Voor het verwerken van de interviews is rekening gehouden met ethische aspecten. Allereerst is toestemming gevraagd tot het digitaliseren en verwerken van de interviews. Dit is gedaan middels een schriftelijk toestemmingsformulier, welke opvraagbaar is bij de onderzoeker. Bij het digitaliseren van de interviews zijn namen veranderd in nummers. Eventuele informatie die herleid kon worden naar de verpleegkundige is geëlimineerd.
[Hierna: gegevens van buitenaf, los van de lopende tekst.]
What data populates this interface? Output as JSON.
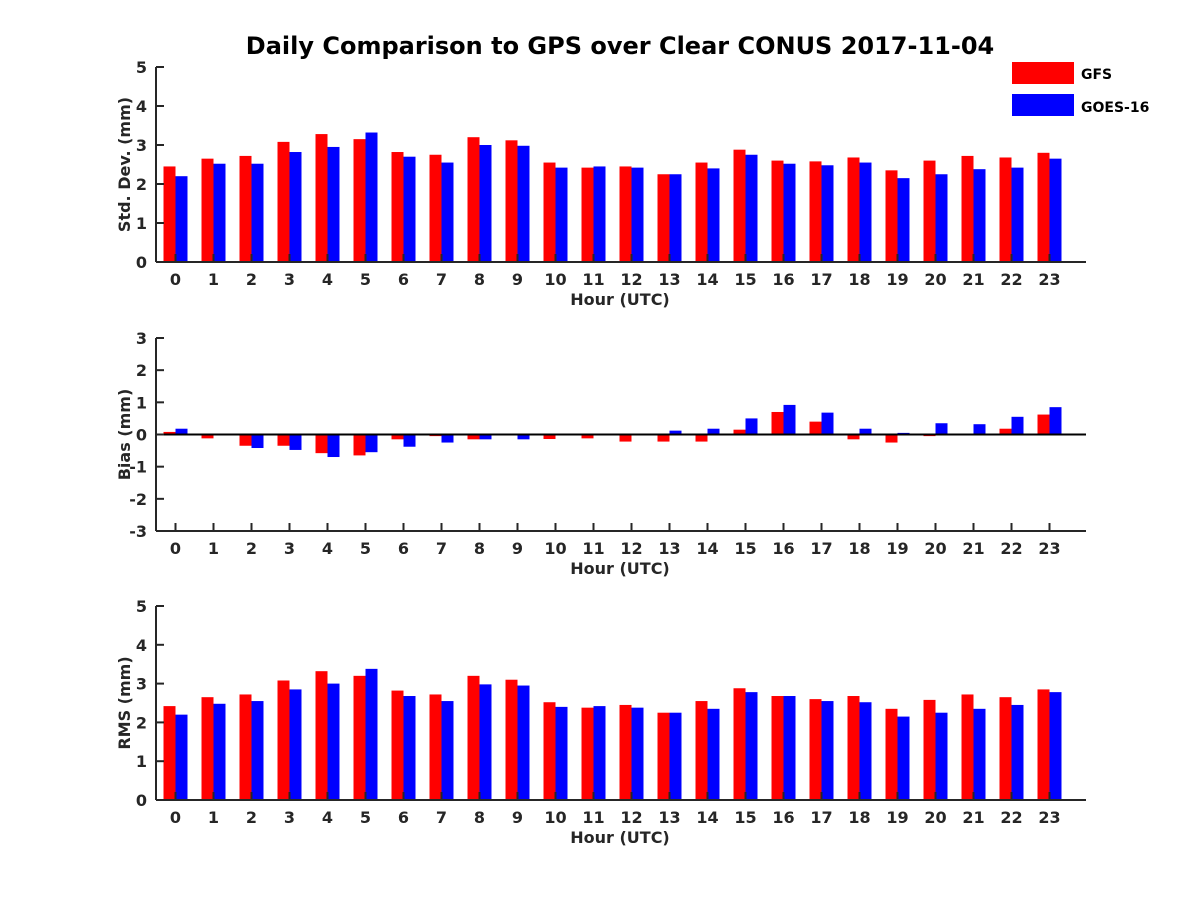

Betrouwbaarheid en validiteit
Factoren die in dit onderzoek de validiteit en betrouwbaarheid hebben beïnvloed zijn: verschillen in leeftijd van de respondenten, sfeer tijdens interviews en verkrijgen van informatie. Met de leeftijden is rekening gehouden door verschillen te benoemen in de resultaten. Voor het verkrijgen van informatie is er een mix van triangulatie toegepast (zie meetinstrumenten). Hierdoor is er getracht informatie te verkrijgen dat op een ander moment en tijdstip dezelfde informatie oplevert. Bij de analyse van de interviews zijn alleen de relevante vragen eruit gehaald voor de resultaten om zo de validiteit te verhogen. De gehele uitgewerkte interviews zijn op te vragen bij de onderzoeker. Te allen tijde zijn er momenten van uitwisseling geweest met de opdrachtgever, medestudenten en begeleider onderzoek. Wat heeft bijgedragen aan het verhogen van de validiteit en betrouwbaarheid (van der Donk & van Lanen, 2015).
Literatuuronderzoek
In dit literatuuronderzoek zal er met behulp van de theoretische vragen nader in gegaan worden op deelvraag twee en vier. Deelvraag vier wordt ook onderzocht via interviews en wordt beschreven bij de resultaten.
Deelvraag 2: ‘Zijn er criteria beschreven waaraan een verpleegkundige moet voldoen om de pedagogische werkwijze uit te voeren, zo ja wat zijn deze?’.
Eisen vanuit MM/ Pedagogische werkwijze
MM is HKZ gecertificeerd. Om deze certificering te behouden zijn er op verschillende gebieden kwaliteitseisen gesteld waar MM aan moet voldoen. Het gebied dat van belang is voor deze deelvraag is de pedagogische begeleiding. De HKZ stelt hier een aantal eisen aan, namelijk: doelen worden op een logische manier opgesteld, uitgevoerd en geëvalueerd. Er worden geen concrete eisen gesteld aan de VPK’en. Wel gaat de voorkeur uit naar werken met kinderverpleegkundigen, omdat zij al over een bepaalde pedagogische basis beschikken (van der Mark, persoonlijke communicatie, 12-4-2016).
De pedagogische begeleiding wordt uitgevoerd aan de hand van de pedagogische werkwijze. Deze verwacht een specifieke houding van medewerkers, die door het werken aan de hand van de volgende punten wordt gevormd (Mappa Mondo, 2012):
• Het versterken van krachten in henzelf en/of de omgeving
• Een positieve benadering naar de kinderen
• Het aanleren van nieuw gewenst gedrag in plaats van het afleren van ongewenst gedrag
• Het aanspreken op mogelijkheden en niet op beperkingen (rekening houdend met de gevolgen van de ziekte voor de ontwikkeling van het kind)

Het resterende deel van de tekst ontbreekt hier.